Those back-to-back events captured the nauseating pandemic roller coaster: Things are getting better. No, they’re not. Yes, they are. No, they’re definitely not. The endless repetition is exhausting. It has led a loose coalition of scientists to ask: What if we could just make the roller coaster … stop?
In a fistful of papers and preprints published in the past six months, these research teams propose a “universal coronavirus vaccine” that could protect against this entire viral family. That means the current SARS-CoV-2 version, any variants that might escape the protection of existing vaccines, and any future coronavirus strains that might emerge to cause new pandemics.

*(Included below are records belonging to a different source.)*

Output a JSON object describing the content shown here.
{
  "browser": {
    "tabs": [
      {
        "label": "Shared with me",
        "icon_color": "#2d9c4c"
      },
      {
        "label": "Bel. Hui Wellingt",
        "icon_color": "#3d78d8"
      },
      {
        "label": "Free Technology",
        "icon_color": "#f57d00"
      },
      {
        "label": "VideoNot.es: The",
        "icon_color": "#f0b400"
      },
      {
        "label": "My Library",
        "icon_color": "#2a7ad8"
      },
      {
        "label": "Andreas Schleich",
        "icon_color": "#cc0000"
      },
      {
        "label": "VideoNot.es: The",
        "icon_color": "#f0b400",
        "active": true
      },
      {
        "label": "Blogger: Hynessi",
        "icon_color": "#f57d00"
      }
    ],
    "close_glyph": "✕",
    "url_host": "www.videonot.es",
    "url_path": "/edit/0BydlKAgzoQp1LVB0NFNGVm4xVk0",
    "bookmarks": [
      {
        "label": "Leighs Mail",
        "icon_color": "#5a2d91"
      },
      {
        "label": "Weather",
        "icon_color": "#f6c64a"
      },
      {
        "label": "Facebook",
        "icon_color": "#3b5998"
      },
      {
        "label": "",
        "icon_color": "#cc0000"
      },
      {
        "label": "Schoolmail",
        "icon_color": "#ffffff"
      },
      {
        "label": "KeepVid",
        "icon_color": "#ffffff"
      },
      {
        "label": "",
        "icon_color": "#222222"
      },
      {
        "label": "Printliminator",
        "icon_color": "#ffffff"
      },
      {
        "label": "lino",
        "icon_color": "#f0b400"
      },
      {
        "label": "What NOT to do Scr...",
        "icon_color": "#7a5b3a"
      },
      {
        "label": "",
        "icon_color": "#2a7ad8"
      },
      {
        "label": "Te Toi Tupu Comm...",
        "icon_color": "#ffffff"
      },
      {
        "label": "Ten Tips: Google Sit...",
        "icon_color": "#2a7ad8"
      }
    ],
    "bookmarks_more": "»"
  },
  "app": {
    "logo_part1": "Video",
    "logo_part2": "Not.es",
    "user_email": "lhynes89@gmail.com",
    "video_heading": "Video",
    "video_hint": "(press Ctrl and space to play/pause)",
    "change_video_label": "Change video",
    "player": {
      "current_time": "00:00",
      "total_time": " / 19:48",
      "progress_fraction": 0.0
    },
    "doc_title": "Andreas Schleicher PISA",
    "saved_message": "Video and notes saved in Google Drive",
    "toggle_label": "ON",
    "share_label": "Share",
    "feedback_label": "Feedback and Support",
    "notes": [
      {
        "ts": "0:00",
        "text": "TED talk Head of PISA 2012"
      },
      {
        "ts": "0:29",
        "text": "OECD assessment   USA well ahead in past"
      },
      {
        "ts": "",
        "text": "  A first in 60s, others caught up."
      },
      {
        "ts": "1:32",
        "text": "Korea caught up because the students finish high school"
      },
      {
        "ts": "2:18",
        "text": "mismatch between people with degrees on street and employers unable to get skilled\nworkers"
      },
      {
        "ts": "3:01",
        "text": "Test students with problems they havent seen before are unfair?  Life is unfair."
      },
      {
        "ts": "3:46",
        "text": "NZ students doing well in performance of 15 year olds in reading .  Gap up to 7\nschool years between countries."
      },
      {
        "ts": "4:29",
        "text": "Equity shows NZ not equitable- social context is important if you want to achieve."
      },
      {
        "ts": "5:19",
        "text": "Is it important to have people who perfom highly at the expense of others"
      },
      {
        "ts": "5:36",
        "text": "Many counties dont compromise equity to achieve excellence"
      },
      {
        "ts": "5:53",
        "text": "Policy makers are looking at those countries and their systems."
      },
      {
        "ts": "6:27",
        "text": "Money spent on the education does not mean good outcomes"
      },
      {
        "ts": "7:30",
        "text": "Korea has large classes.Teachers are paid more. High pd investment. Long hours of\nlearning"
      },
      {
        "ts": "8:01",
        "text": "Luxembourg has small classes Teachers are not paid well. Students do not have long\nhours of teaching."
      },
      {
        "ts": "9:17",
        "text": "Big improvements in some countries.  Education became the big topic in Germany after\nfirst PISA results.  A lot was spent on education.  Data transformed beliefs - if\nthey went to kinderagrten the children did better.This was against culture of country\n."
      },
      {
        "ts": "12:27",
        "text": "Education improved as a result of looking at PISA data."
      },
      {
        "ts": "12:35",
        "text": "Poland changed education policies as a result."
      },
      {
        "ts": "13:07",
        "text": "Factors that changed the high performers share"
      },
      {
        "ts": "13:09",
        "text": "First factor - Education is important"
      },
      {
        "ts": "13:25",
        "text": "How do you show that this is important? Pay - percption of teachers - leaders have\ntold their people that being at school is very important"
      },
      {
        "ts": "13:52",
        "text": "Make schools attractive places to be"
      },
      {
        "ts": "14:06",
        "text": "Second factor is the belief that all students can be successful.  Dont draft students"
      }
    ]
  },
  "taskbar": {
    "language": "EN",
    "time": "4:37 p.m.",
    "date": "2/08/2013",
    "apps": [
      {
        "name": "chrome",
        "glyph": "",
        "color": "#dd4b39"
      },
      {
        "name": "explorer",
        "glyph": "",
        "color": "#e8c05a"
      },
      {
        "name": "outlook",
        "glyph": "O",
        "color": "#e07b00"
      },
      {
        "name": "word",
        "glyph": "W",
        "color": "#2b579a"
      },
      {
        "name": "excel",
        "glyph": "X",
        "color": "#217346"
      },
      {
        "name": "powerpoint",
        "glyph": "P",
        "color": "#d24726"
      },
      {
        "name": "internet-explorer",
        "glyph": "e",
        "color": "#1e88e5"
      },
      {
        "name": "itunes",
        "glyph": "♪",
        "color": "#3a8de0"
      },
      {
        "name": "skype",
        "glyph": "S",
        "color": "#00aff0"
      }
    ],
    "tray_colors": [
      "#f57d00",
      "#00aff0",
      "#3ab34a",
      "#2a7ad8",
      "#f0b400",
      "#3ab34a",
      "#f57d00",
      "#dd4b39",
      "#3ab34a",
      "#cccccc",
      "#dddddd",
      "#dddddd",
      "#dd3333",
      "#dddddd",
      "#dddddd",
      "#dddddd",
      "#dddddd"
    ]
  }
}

It is a complex project, and no group is close to reaching the goal. Universal vaccines against other recurrent, genetically variable diseases—see, especially, influenza—have been pursued unsuccessfully for years. But researchers think one for coronaviruses might be more achievable, both because this virus is less genetically complex than the one that causes the flu, and also because the threat of another coronavirus pandemic feels uncomfortably real.
After all, SARS-CoV-2 is the third coronavirus to become a major cause of human disease within two decades, after SARS in 2003 and MERS in 2012. Historic epidemiology suggests there were waves of coronavirus infections in the 20th century, the 19th century, and possibly across millennia. And it’s possible that thousands of not yet identified coronaviruses lurk in bats, wildlife, and domesticated animals, poised for the opportunity to leap between species and trigger havoc.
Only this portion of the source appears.